Personal information
- Born: 28 February 2000 (age 26)
- Original teams: Darebin Falcons (VFLW) Box Hill Hawks (VFLW)
- Debut: Round 1, 2022 (S7), Sydney vs. St Kilda, at North Sydney Oval
- Height: 162 cm (5 ft 4 in)
- Position: Midfielder

Playing career
- Years: Club / Games (Goals)
- 2022 (S7)–2024: Sydney / 20 (0)

Career highlights
- Sydney co-captain: 2022 (S7);

= Lauren Szigeti =

Lauren Szigeti (born 30 March 2004) is a former professional Australian rules footballer who played for the Sydney Swans in the AFL Women's (AFLW).

== VFLW career ==
Szigeti played VFLW for the Darebin Falcons. In 2021, Szigeti switched clubs to the Box Hill Hawks.

== AFLW career ==
Szigeti signed with the Sydney Swans ahead of 2022 AFL Women's season 7, the club's inaugural AFLW season.
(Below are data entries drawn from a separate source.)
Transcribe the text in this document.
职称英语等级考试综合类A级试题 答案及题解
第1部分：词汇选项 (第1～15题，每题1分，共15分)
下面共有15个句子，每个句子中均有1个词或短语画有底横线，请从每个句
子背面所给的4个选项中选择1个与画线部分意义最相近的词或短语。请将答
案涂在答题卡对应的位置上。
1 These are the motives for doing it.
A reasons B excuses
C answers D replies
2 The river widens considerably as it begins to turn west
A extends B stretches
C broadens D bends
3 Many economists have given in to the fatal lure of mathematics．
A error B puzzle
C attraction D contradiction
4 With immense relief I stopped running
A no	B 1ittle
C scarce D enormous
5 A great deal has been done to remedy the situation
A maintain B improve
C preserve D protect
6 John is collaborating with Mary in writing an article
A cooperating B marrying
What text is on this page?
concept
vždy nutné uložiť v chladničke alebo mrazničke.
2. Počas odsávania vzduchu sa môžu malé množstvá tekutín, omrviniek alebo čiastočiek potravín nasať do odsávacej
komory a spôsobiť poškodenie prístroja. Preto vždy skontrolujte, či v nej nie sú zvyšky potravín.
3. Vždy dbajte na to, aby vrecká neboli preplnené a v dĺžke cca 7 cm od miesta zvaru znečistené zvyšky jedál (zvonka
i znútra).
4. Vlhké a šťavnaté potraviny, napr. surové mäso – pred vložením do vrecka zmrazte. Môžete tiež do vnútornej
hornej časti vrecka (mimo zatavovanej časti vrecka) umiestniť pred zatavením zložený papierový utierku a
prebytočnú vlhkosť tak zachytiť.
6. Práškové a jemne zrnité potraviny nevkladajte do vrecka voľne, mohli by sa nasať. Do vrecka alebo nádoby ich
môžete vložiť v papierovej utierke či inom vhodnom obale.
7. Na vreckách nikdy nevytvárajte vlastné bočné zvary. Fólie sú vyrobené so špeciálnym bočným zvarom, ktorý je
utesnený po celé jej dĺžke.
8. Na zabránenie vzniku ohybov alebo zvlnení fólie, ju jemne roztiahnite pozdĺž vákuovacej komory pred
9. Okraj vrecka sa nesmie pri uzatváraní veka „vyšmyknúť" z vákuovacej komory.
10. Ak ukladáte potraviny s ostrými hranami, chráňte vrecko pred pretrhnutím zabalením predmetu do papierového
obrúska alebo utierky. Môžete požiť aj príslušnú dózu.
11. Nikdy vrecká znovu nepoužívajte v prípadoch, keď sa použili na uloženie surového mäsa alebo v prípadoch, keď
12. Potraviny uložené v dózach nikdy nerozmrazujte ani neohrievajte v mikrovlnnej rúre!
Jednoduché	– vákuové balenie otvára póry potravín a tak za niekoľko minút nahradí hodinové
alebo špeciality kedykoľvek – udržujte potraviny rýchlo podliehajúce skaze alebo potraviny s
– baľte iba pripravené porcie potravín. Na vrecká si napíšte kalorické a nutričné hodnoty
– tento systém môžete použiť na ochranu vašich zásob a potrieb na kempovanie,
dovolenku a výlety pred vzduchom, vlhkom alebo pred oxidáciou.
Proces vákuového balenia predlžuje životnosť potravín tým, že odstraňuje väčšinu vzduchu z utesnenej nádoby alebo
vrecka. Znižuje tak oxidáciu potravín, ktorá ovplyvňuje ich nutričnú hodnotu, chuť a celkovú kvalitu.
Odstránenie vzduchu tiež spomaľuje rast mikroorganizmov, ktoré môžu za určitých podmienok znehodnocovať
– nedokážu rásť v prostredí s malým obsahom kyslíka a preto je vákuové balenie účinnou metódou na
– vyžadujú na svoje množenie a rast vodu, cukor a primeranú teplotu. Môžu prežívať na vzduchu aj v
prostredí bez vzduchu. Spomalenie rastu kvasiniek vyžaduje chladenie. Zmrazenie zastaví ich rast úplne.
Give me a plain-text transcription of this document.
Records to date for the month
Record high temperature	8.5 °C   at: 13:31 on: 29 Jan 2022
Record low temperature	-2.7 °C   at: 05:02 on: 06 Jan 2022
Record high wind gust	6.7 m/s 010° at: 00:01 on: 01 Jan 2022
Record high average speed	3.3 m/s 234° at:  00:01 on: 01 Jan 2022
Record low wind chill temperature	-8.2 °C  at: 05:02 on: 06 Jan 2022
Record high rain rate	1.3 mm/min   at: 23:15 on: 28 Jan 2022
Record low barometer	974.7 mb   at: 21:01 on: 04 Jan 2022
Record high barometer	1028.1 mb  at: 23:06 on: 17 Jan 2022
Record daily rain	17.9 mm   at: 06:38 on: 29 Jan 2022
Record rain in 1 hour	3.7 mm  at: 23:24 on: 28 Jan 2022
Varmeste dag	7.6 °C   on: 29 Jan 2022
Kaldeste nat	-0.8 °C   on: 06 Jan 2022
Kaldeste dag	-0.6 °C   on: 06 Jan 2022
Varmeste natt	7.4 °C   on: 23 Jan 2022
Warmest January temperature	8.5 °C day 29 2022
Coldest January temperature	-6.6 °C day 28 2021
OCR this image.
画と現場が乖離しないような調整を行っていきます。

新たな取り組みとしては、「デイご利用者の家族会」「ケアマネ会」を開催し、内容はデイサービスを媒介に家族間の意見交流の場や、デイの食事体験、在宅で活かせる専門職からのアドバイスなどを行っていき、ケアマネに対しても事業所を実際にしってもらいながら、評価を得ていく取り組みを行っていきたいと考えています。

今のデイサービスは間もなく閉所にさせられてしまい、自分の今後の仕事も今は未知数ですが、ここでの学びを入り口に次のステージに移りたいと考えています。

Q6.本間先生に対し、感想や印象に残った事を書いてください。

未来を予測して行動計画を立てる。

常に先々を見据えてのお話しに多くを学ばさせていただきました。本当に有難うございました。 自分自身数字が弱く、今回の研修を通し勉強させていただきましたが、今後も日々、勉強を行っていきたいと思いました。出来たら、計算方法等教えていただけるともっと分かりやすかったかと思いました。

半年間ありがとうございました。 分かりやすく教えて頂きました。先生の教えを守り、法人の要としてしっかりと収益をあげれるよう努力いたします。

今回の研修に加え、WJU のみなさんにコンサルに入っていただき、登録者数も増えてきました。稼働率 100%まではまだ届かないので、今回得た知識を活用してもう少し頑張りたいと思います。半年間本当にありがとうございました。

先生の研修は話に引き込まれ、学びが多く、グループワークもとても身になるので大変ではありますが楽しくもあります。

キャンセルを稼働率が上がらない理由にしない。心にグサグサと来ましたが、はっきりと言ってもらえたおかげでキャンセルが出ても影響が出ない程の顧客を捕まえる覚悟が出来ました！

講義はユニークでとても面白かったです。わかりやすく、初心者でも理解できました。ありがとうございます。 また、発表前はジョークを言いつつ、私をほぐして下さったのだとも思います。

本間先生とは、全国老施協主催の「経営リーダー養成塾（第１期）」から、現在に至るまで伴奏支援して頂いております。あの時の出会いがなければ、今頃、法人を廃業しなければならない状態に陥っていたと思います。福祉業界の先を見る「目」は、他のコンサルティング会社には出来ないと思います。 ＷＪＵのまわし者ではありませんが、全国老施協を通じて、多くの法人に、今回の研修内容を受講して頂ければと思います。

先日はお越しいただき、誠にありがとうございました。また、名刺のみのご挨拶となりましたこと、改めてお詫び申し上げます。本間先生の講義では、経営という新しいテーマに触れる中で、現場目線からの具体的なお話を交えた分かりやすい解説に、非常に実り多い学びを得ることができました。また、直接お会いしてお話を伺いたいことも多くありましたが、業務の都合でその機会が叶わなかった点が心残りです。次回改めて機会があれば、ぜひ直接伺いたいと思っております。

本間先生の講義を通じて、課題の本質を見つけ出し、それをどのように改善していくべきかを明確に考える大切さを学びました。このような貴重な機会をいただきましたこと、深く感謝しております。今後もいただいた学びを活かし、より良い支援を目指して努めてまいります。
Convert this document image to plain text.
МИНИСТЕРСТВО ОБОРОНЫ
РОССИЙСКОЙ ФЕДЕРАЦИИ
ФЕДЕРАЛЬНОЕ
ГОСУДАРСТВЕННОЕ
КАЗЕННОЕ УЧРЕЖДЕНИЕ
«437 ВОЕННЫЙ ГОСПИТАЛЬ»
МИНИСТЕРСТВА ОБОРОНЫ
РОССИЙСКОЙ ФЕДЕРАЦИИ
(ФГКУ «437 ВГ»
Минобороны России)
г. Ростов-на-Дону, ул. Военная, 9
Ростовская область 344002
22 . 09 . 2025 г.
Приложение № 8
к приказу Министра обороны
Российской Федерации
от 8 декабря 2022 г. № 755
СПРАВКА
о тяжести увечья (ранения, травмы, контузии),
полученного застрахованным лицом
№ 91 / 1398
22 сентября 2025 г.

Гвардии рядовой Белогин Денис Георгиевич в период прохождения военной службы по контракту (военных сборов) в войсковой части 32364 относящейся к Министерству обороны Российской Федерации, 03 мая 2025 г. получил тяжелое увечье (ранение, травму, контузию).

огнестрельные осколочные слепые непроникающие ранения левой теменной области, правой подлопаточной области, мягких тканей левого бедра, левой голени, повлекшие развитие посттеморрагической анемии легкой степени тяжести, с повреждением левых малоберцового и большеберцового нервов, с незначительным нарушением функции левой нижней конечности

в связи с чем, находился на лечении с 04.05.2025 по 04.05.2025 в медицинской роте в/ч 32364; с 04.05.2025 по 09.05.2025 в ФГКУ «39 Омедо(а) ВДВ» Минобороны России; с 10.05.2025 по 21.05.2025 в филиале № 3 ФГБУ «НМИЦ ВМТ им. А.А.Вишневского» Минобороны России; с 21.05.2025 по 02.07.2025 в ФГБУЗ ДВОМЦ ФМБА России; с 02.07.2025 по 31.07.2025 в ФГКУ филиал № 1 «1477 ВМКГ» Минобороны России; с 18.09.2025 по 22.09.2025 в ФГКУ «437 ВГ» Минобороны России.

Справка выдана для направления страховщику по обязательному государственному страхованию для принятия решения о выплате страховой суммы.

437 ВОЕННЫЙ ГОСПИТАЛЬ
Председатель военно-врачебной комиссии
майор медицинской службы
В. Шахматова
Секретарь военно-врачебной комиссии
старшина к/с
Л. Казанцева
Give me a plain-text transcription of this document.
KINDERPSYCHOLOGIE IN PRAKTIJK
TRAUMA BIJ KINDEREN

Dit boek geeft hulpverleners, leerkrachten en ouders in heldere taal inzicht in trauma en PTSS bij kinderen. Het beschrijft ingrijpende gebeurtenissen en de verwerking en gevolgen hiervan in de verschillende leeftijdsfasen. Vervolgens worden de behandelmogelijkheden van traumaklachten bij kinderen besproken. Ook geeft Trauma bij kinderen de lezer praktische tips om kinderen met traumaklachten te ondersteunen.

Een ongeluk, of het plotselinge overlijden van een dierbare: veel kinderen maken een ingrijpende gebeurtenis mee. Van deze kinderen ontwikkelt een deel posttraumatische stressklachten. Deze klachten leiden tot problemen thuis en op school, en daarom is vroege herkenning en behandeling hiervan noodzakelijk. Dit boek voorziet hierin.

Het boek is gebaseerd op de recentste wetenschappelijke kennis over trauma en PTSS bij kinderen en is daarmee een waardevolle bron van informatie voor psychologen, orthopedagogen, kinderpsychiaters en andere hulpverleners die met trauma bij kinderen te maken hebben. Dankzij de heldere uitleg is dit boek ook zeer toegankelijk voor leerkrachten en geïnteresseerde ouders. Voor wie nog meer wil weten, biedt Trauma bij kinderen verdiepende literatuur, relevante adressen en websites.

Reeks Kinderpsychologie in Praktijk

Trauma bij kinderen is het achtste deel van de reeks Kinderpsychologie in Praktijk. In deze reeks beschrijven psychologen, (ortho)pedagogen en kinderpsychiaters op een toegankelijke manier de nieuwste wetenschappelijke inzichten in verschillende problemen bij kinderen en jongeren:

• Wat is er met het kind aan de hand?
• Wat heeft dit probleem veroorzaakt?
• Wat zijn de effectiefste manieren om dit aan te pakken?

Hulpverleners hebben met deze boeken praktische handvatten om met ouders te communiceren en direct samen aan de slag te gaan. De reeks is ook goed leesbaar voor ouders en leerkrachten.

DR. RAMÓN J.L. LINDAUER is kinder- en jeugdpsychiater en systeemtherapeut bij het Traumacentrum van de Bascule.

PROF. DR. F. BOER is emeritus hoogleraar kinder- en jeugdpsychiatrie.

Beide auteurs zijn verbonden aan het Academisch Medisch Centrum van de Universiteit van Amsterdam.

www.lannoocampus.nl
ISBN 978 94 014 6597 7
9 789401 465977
She was named as co-captain of the Swans alongside Maddy Collier and Brooke Lochland. She made her debut in round 1 of 2022 AFL Women's season 7. Szigeti would go on to play all 10 games of season 7, finishing sixth in the Swans' best and fairest.

At the end of the 2024 AFLW season, Szigeti was delisted by the Swans. She joined the Collingwood Football Club in the VFLW for the 2025 VFLW season.